Monday, December 14, 2009

New Pipeline From Central Asia Feeds China




MOSCOW — With the turn of a ceremonial valve, China’s president, Hu Jintao, opened a big natural gas pipeline from central Asia to China on Monday, significantly boosting China’s access to the fuel and providing the first major alternative to exporting the region’s gas through Russia.

The ambitious project runs 1,140 miles across three Central Asian nations to the Chinese border, linking Turkmenistan to the Chinese province of Xianjiang. Once inside China, it connects with a pipeline that can carry the fuel even farther to the east.

Though helpful to energy-parched China, the project siphons potential supplies from the long-delayed pipeline that the European Union would like to see built from Turkey to central Europe. Such a project could also tap sources of natural gas in Turkmenistan, a stark illustration of the overlapping energy interests at play in the region.

For the China pipeline, Turkmenistan says it can supply 40 billion cubic meters of gas for 30 years once the line reaches full capacity, China Daily, an official English-language newspaper, reported. That is about the equivalent of half of China’s current consumption of natural gas.

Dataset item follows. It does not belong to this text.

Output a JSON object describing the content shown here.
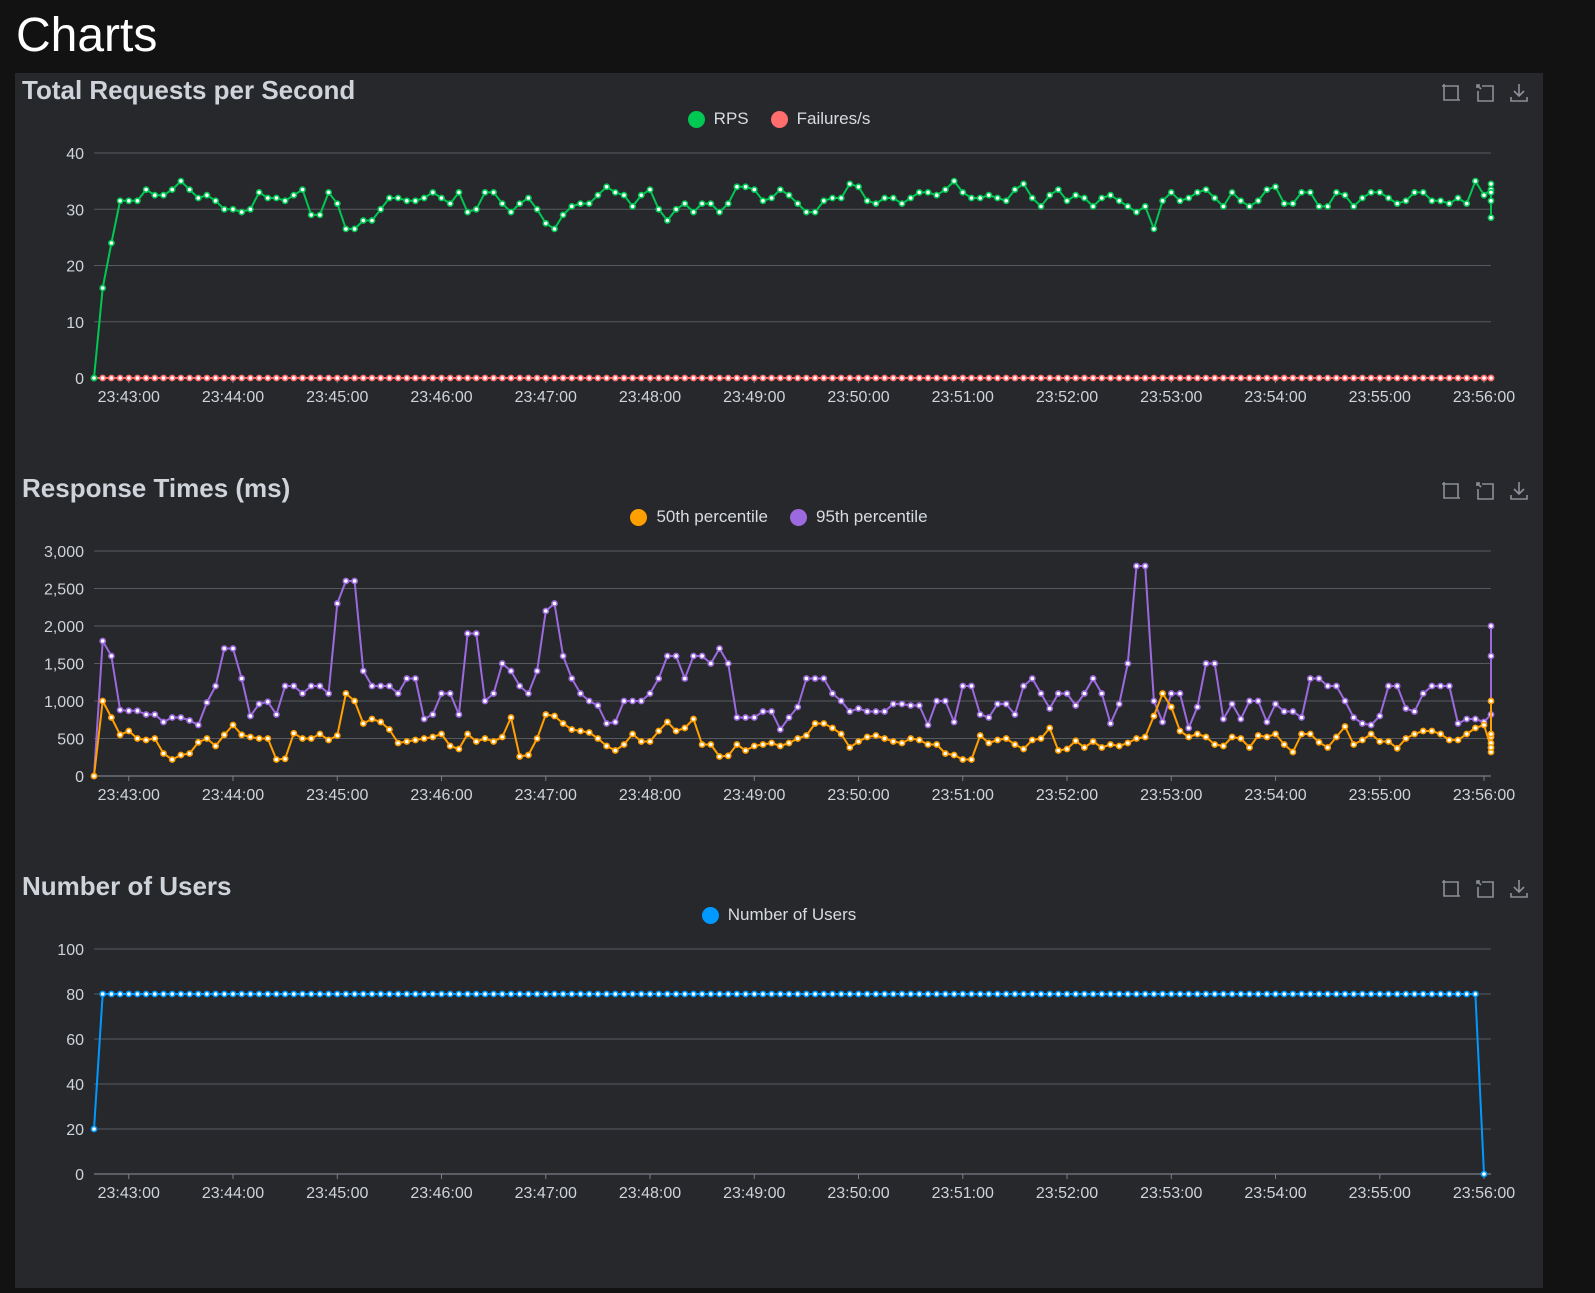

The pipeline is the first major export corridor for natural gas out of the region that does not pass through Russia. It breaks from the Soviet-era design of a Eurasian pipeline system built to supply eastern Europe via Russia to the north of Central Asia. The new pipe revives a pre-Sovietr view of trade in the region, in which economic exchanges flow both east and west, not just through Russia.

“The startup of this pipeline reconstructs the ancient Silk Roads and symbolizes friendship and cooperation,” Kazakstan’s president, Nursultan Nazarbayev, said at the ceremony Monday, Interfax reported.

Mr. Hu was in Turkmenistan to turn the symbolic wheel that signaled the start of gas transported along the pipeline. An inauguration ceremony was also held on Saturday in Kazakhstan for that country’s part of the project.

China’s accomplishment was all the more notable because Europe and the United States have been jousting with Russia for years to break its natural gas pipeline monopoly.

Alexander Cooley, an authority on Central Asia at Barnard College in New York, said China succeeded because it did not blend energy ventures with support for democratic change in the region, or demands for access to the military bases the United States needs to help wage the war in Afghanistan, as was the case with the Western powers.

These other Western policy goals in Central Asia served only to stiffen Russian opposition to European and American oil and gas ventures, which fed into Russia’s fear of being encircled by Western interests in the region, he said.

Russia also acquiesced to the Chinese because the pipeline poses far less of an immediate threat to the business of Gazprom, the big Russian gas monopoly, than a westbound pipe would, according to Vitaly Y.

Yermakov, research director for Russia and the Caspian for IHS CERA.

Russia’s paramount goal is to prevent the West from breaking a monopoly on natural gas pipelines from Asia to Europe, which is the core of Gazprom’s business. The eastbound Chinese pipeline, in contrast, does not undercut an existing Russian export market, since Russia sells no pipeline gas to China now; talks on a Russia-to-China pipeline have been bogged down for years in a dispute over pricing.